Genuinely curious: how would you even go about advancing autonomous driving without testing it in the streets?
I'm absolutely certain that they've attempted to simulate millions of hours of driving, yet this odd behavior happened in real life, which now can be studied and fixed.
If we never had the software on the wild, how would you ever really test it?
>Genuinely curious: how would you even go about advancing autonomous driving without testing it in the streets?
Genuine response:
1 don't let customers do the testing, especially if you don't train them (I mean real training about failures not PR videos and tweets and some small letter manual with disclaimers)
2 use employees, train drivers to test, have some cameras to check the driver to make sure he pays attention.
3 postpone testing until the hardware and software is good enough so you don't ignore static objects.
4 make sure you don't do monthly updates that invalidates all your previous tests.
IMO there is so much 'machine learning' in the tesla self driving system is there any way to know a bug is 'fixed' other than just running it through a probably totally boring set of tests that doesn't even approach covering all scenarios?
Yeah, I guess you could always be safer about it, but I'm really not sure it would be enough.

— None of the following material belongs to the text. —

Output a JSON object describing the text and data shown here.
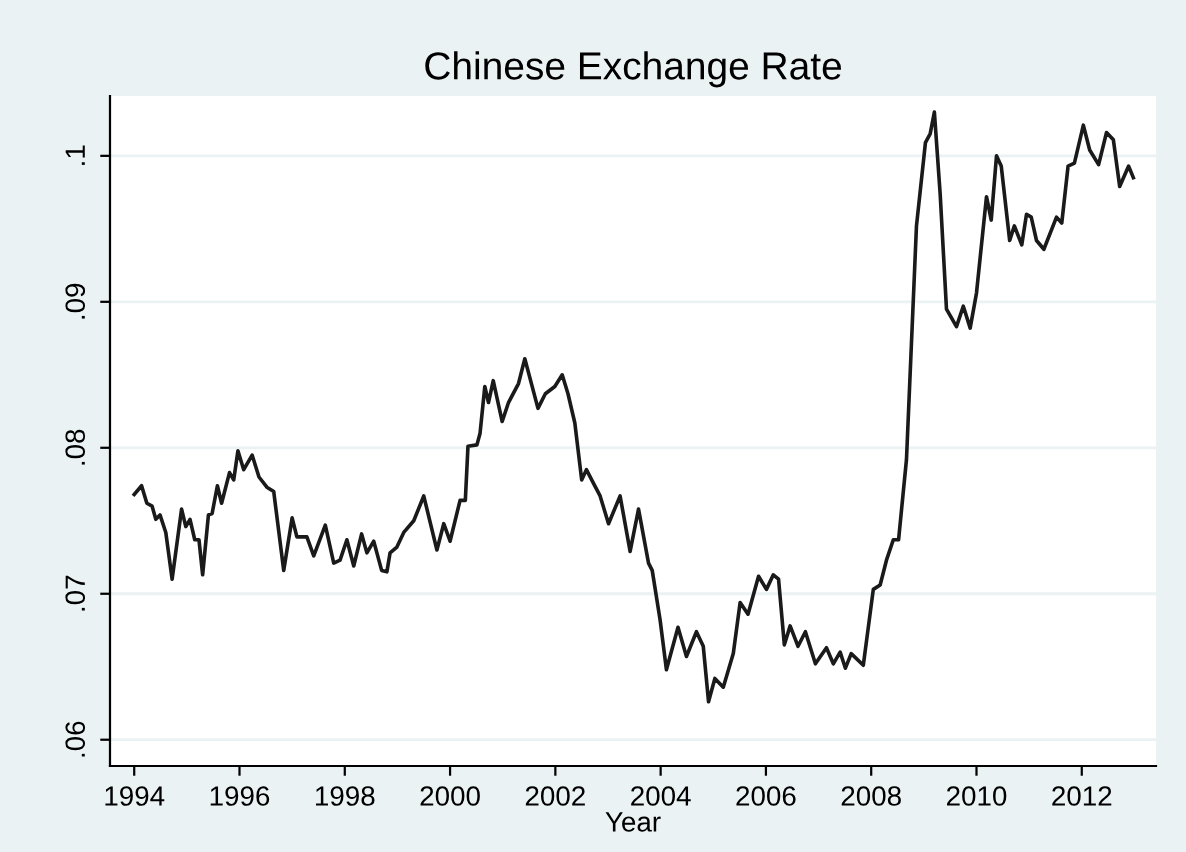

If we substitute FSD for any software, you have code tests, QA, the developers test it, and bugs still go through. It's inevitable.
Unfortunately it's always about the incentives and on a capitalist society the only incentive is money. So even if they could be safer, they wouldn't do it unless it's more profitable, specially being a publicly traded company.
In a sense, a self-driving car might actually be easier to test for than complex software - at least parts of it.
After all, normal (complex) software tends to have lots of in depth details you need to test for; and a surface area that's pretty irregular in the sense that it's hard to do generalized testing. Some bits can be fuzz tested, but usually that's pretty hard. It's also quite hard for a generalized test to recognize failure, which is why generalized test systems need lots of clever stuff like property testing and approval testing, and even then you're likely having low coverage.
However, a self-driving car is amendable to testing in a sim. And the sim might be end-to-end, but it needn't be the only sim you use; the FSD system almost certainly has many separate components, and some of those might be easy to sim for too; e.g. if you have a perception layer you could sim just that; if you have a prediction system you might sim just that; etc.
And those sims needed be full-sim runs either; if you have actual data feeds, you might even be able to take existing runs, and the extend them with sims; just to test various scenarios while remaining fairly close to real world.
I'm sure there are tons of complexities involved; I don't mean to imply it's easy - but it's probably tractable enough that given the overall challenge, it's worth creating an absolutely excellent sim - and that's the kind of challenge we actually have tons of software experience for.
I'm absolutely certain that they've attempted to simulate millions of hours of driving, yet this odd behavior happened in real life, which now can be studied and fixed.
If we never had the software on the wild, how would you ever really test it?